Da quel momento il percorso artistico di Kiarostami è stato segnato da una lunga serie di successi, premi, partecipazioni alle più importanti rassegne. Tra i fan più celebri Nanni Moretti che proiettò nel suo cinema, il Nuovo Sacher di Roma, il corto Close Up, riflessione venata di ironia sulle difficoltà che le opere d’autore affrontano sul piano degli incassi.

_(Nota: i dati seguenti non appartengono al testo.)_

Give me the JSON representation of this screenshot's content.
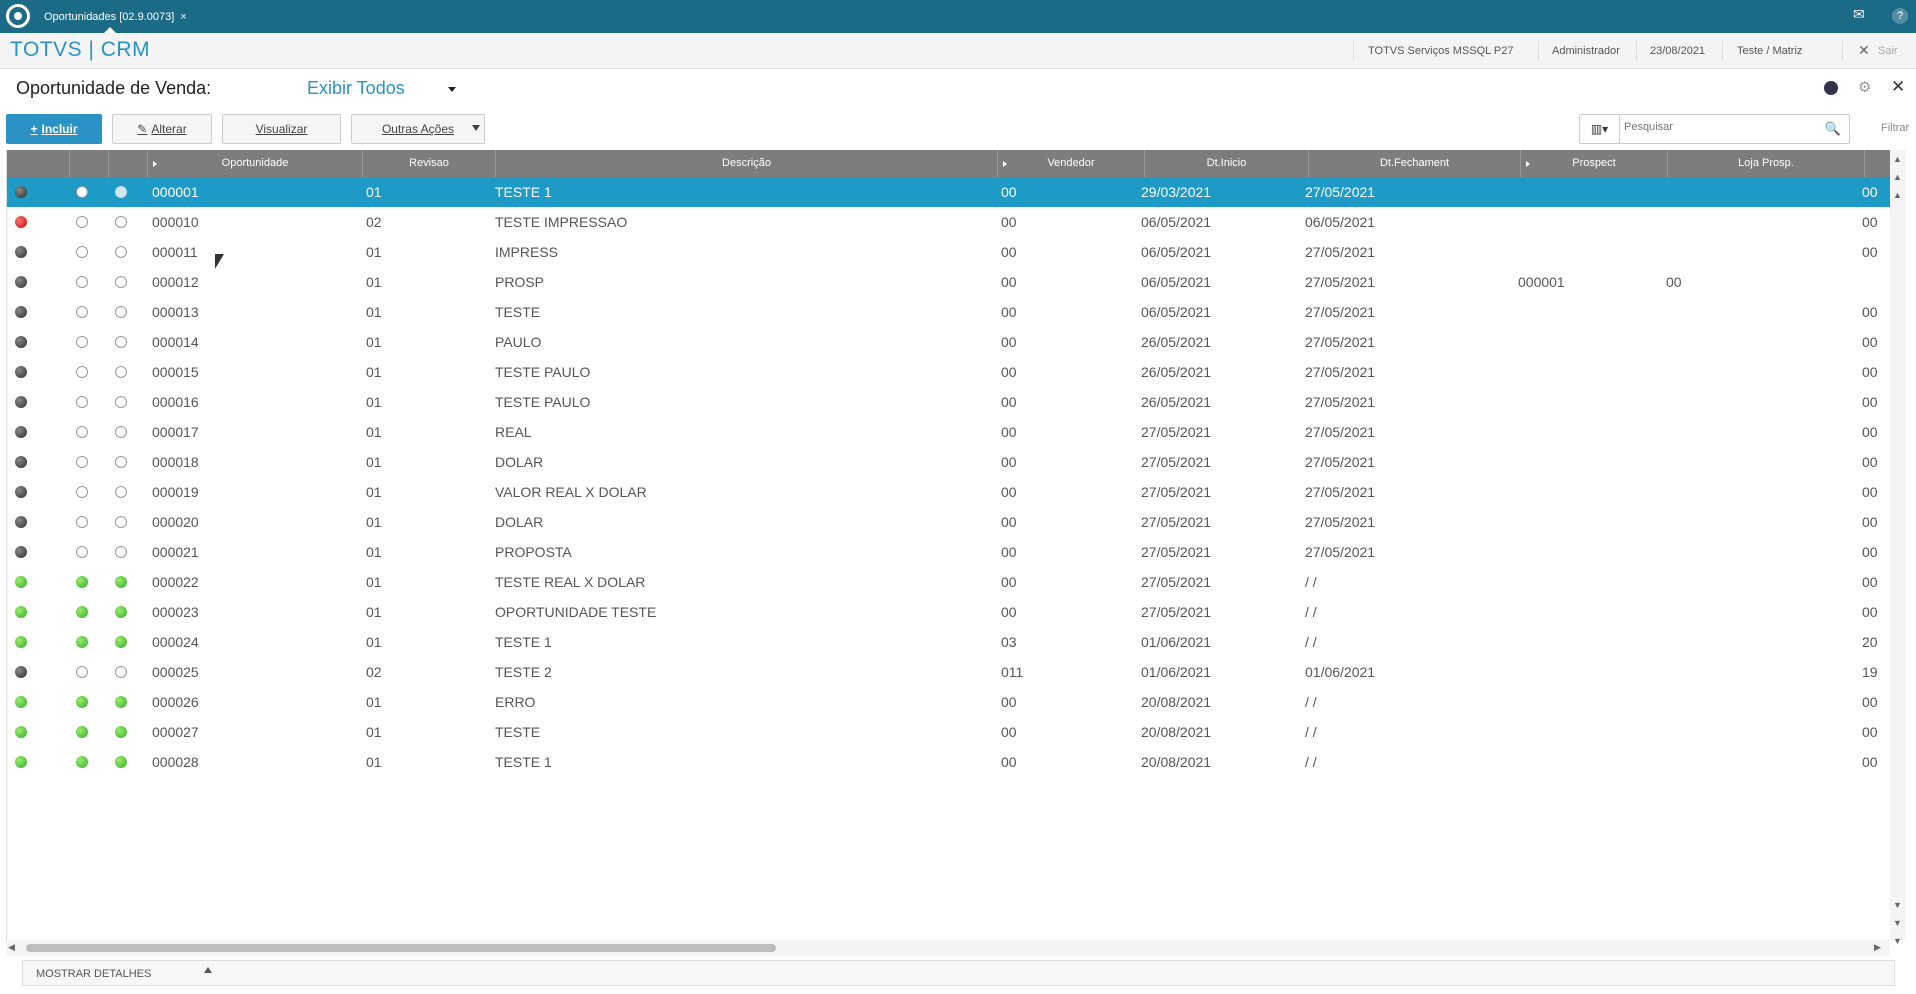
{
  "window": {
    "tab_label": "Oportunidades [02.9.0073]",
    "tab_close": "×"
  },
  "topbar_icons": [
    "mail-icon",
    "help-icon"
  ],
  "header": {
    "brand": "TOTVS | CRM",
    "environment": "TOTVS Serviços MSSQL P27",
    "user": "Administrador",
    "date": "23/08/2021",
    "branch": "Teste / Matriz",
    "logout_label": "Sair"
  },
  "page": {
    "title": "Oportunidade de Venda:",
    "view_filter": "Exibir Todos"
  },
  "toolbar": {
    "incluir_label": "Incluir",
    "alterar_label": "Alterar",
    "visualizar_label": "Visualizar",
    "outras_label": "Outras Ações",
    "search_placeholder": "Pesquisar",
    "filtrar_label": "Filtrar"
  },
  "grid": {
    "columns": [
      "Oportunidade",
      "Revisao",
      "Descrição",
      "Vendedor",
      "Dt.Inicio",
      "Dt.Fechament",
      "Prospect",
      "Loja Prosp."
    ],
    "rows": [
      {
        "status": "dark",
        "c2": "empty",
        "c3": "ltblue",
        "op": "000001",
        "rev": "01",
        "desc": "TESTE 1",
        "vend": "00",
        "ini": "29/03/2021",
        "fech": "27/05/2021",
        "prosp": "",
        "loja": "",
        "end": "00",
        "selected": true
      },
      {
        "status": "red",
        "c2": "empty",
        "c3": "empty",
        "op": "000010",
        "rev": "02",
        "desc": "TESTE IMPRESSAO",
        "vend": "00",
        "ini": "06/05/2021",
        "fech": "06/05/2021",
        "prosp": "",
        "loja": "",
        "end": "00"
      },
      {
        "status": "dark",
        "c2": "empty",
        "c3": "empty",
        "op": "000011",
        "rev": "01",
        "desc": "IMPRESS",
        "vend": "00",
        "ini": "06/05/2021",
        "fech": "27/05/2021",
        "prosp": "",
        "loja": "",
        "end": "00"
      },
      {
        "status": "dark",
        "c2": "empty",
        "c3": "empty",
        "op": "000012",
        "rev": "01",
        "desc": "PROSP",
        "vend": "00",
        "ini": "06/05/2021",
        "fech": "27/05/2021",
        "prosp": "000001",
        "loja": "00",
        "end": ""
      },
      {
        "status": "dark",
        "c2": "empty",
        "c3": "empty",
        "op": "000013",
        "rev": "01",
        "desc": "TESTE",
        "vend": "00",
        "ini": "06/05/2021",
        "fech": "27/05/2021",
        "prosp": "",
        "loja": "",
        "end": "00"
      },
      {
        "status": "dark",
        "c2": "empty",
        "c3": "empty",
        "op": "000014",
        "rev": "01",
        "desc": "PAULO",
        "vend": "00",
        "ini": "26/05/2021",
        "fech": "27/05/2021",
        "prosp": "",
        "loja": "",
        "end": "00"
      },
      {
        "status": "dark",
        "c2": "empty",
        "c3": "empty",
        "op": "000015",
        "rev": "01",
        "desc": "TESTE PAULO",
        "vend": "00",
        "ini": "26/05/2021",
        "fech": "27/05/2021",
        "prosp": "",
        "loja": "",
        "end": "00"
      },
      {
        "status": "dark",
        "c2": "empty",
        "c3": "empty",
        "op": "000016",
        "rev": "01",
        "desc": "TESTE PAULO",
        "vend": "00",
        "ini": "26/05/2021",
        "fech": "27/05/2021",
        "prosp": "",
        "loja": "",
        "end": "00"
      },
      {
        "status": "dark",
        "c2": "empty",
        "c3": "empty",
        "op": "000017",
        "rev": "01",
        "desc": "REAL",
        "vend": "00",
        "ini": "27/05/2021",
        "fech": "27/05/2021",
        "prosp": "",
        "loja": "",
        "end": "00"
      },
      {
        "status": "dark",
        "c2": "empty",
        "c3": "empty",
        "op": "000018",
        "rev": "01",
        "desc": "DOLAR",
        "vend": "00",
        "ini": "27/05/2021",
        "fech": "27/05/2021",
        "prosp": "",
        "loja": "",
        "end": "00"
      },
      {
        "status": "dark",
        "c2": "empty",
        "c3": "empty",
        "op": "000019",
        "rev": "01",
        "desc": "VALOR REAL X DOLAR",
        "vend": "00",
        "ini": "27/05/2021",
        "fech": "27/05/2021",
        "prosp": "",
        "loja": "",
        "end": "00"
      },
      {
        "status": "dark",
        "c2": "empty",
        "c3": "empty",
        "op": "000020",
        "rev": "01",
        "desc": "DOLAR",
        "vend": "00",
        "ini": "27/05/2021",
        "fech": "27/05/2021",
        "prosp": "",
        "loja": "",
        "end": "00"
      },
      {
        "status": "dark",
        "c2": "empty",
        "c3": "empty",
        "op": "000021",
        "rev": "01",
        "desc": "PROPOSTA",
        "vend": "00",
        "ini": "27/05/2021",
        "fech": "27/05/2021",
        "prosp": "",
        "loja": "",
        "end": "00"
      },
      {
        "status": "green",
        "c2": "green",
        "c3": "green",
        "op": "000022",
        "rev": "01",
        "desc": "TESTE REAL X DOLAR",
        "vend": "00",
        "ini": "27/05/2021",
        "fech": "  /  /",
        "prosp": "",
        "loja": "",
        "end": "00"
      },
      {
        "status": "green",
        "c2": "green",
        "c3": "green",
        "op": "000023",
        "rev": "01",
        "desc": "OPORTUNIDADE TESTE",
        "vend": "00",
        "ini": "27/05/2021",
        "fech": "  /  /",
        "prosp": "",
        "loja": "",
        "end": "00"
      },
      {
        "status": "green",
        "c2": "green",
        "c3": "green",
        "op": "000024",
        "rev": "01",
        "desc": "TESTE 1",
        "vend": "03",
        "ini": "01/06/2021",
        "fech": "  /  /",
        "prosp": "",
        "loja": "",
        "end": "20"
      },
      {
        "status": "dark",
        "c2": "empty",
        "c3": "empty",
        "op": "000025",
        "rev": "02",
        "desc": "TESTE 2",
        "vend": "011",
        "ini": "01/06/2021",
        "fech": "01/06/2021",
        "prosp": "",
        "loja": "",
        "end": "19"
      },
      {
        "status": "green",
        "c2": "green",
        "c3": "green",
        "op": "000026",
        "rev": "01",
        "desc": "ERRO",
        "vend": "00",
        "ini": "20/08/2021",
        "fech": "  /  /",
        "prosp": "",
        "loja": "",
        "end": "00"
      },
      {
        "status": "green",
        "c2": "green",
        "c3": "green",
        "op": "000027",
        "rev": "01",
        "desc": "TESTE",
        "vend": "00",
        "ini": "20/08/2021",
        "fech": "  /  /",
        "prosp": "",
        "loja": "",
        "end": "00"
      },
      {
        "status": "green",
        "c2": "green",
        "c3": "green",
        "op": "000028",
        "rev": "01",
        "desc": "TESTE 1",
        "vend": "00",
        "ini": "20/08/2021",
        "fech": "  /  /",
        "prosp": "",
        "loja": "",
        "end": "00"
      }
    ]
  },
  "footer": {
    "details_label": "MOSTRAR DETALHES"
  },
  "colors": {
    "topbar": "#1b6a86",
    "accent": "#2a92c5",
    "selected_row": "#1d9ac6",
    "header_gray": "#7d7d7d"
  }
}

La cifra limpida e personale dei suoi film, che ritraggono l’Iran sospeso tra modernità e tradizione, ha colpito Martin Scorsese e Jean Luc Godard, che ha dichiarato: «Il cinema inizia con Griffith e finisce con Kiarostami».

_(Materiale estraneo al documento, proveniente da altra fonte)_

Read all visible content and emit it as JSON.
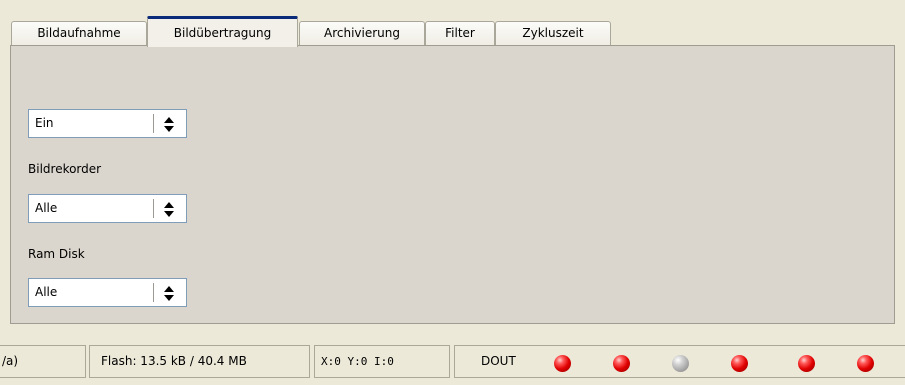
{
  "tabs": [
    {
      "label": "Bildaufnahme"
    },
    {
      "label": "Bildübertragung"
    },
    {
      "label": "Archivierung"
    },
    {
      "label": "Filter"
    },
    {
      "label": "Zykluszeit"
    }
  ],
  "active_tab": "Bildübertragung",
  "panel": {
    "combo_1": {
      "value": "Ein"
    },
    "bildrekorder": {
      "label": "Bildrekorder",
      "value": "Alle"
    },
    "ram_disk": {
      "label": "Ram Disk",
      "value": "Alle"
    }
  },
  "status": {
    "left_text": "/a)",
    "flash": "Flash:  13.5 kB / 40.4 MB",
    "coords": "X:0 Y:0 I:0",
    "dout_label": "DOUT",
    "leds": [
      {
        "state": "on",
        "color": "#e00000"
      },
      {
        "state": "on",
        "color": "#e00000"
      },
      {
        "state": "off",
        "color": "#a6a6a6"
      },
      {
        "state": "on",
        "color": "#e00000"
      },
      {
        "state": "on",
        "color": "#e00000"
      },
      {
        "state": "on",
        "color": "#e00000"
      }
    ]
  }
}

Rimasto in patria anche dopo la rivoluzione islamica del ‘79, Kiarostami aveva deciso di girare i suoi film lontano da casa in seguito all’elezione del presidente ultraconservatore Mahmud Ahmadinejad. Ma tutta la sua opera, direttamente oppure con allusioni e perifrasi si è sempre riferita al Paese d’origine e ai suoi crescenti problemi.
Nel Sapore della ciliegia, Palma d’oro al Festival di Cannes ‘97, si interrogava sul senso della vita e della morte descrivendo le peripezie di un uomo che ha deciso di suicidarsi e che cerca qualcuno disposto a tumularlo il giorno seguente. L’incontro cruciale è con l’anziano impiegato del Museo di scienze naturali che gli confida di aver provato lo stesso impulso e di averlo superato gustando il sapore di un gelso. Nel 2005 Kiarostami aveva partecipato al film corale Tickets, cui avevano lavorato anche Ermanno Olmi e Ken Loach. Nel 2010 ha diretto Copia conforme con Juliette Binoche protagonista, premiata per la migliore interpretazione a Cannes.
Stavolta il tema centrale riguardava il rapporto tra copia e originale nel mondo dell’arte. La presentazione dell’opera fu segnata dalle notizie riguardanti il collega Jafar Panahi, arrestato e condannato in Iran: «Sono profondamente rattristato - aveva detto l’autore - non possiamo rimanere indifferenti davanti a quello che sta succedendo nel mio Paese. È assolutamente intollerabile che un cineasta venga messo in carcere, significa voler imprigionare l’arte». Con questo dolore, profondamente radicato nell’animo, Kiarostami ha finito di vivere lontano dal Paese amatissimo dove era nato.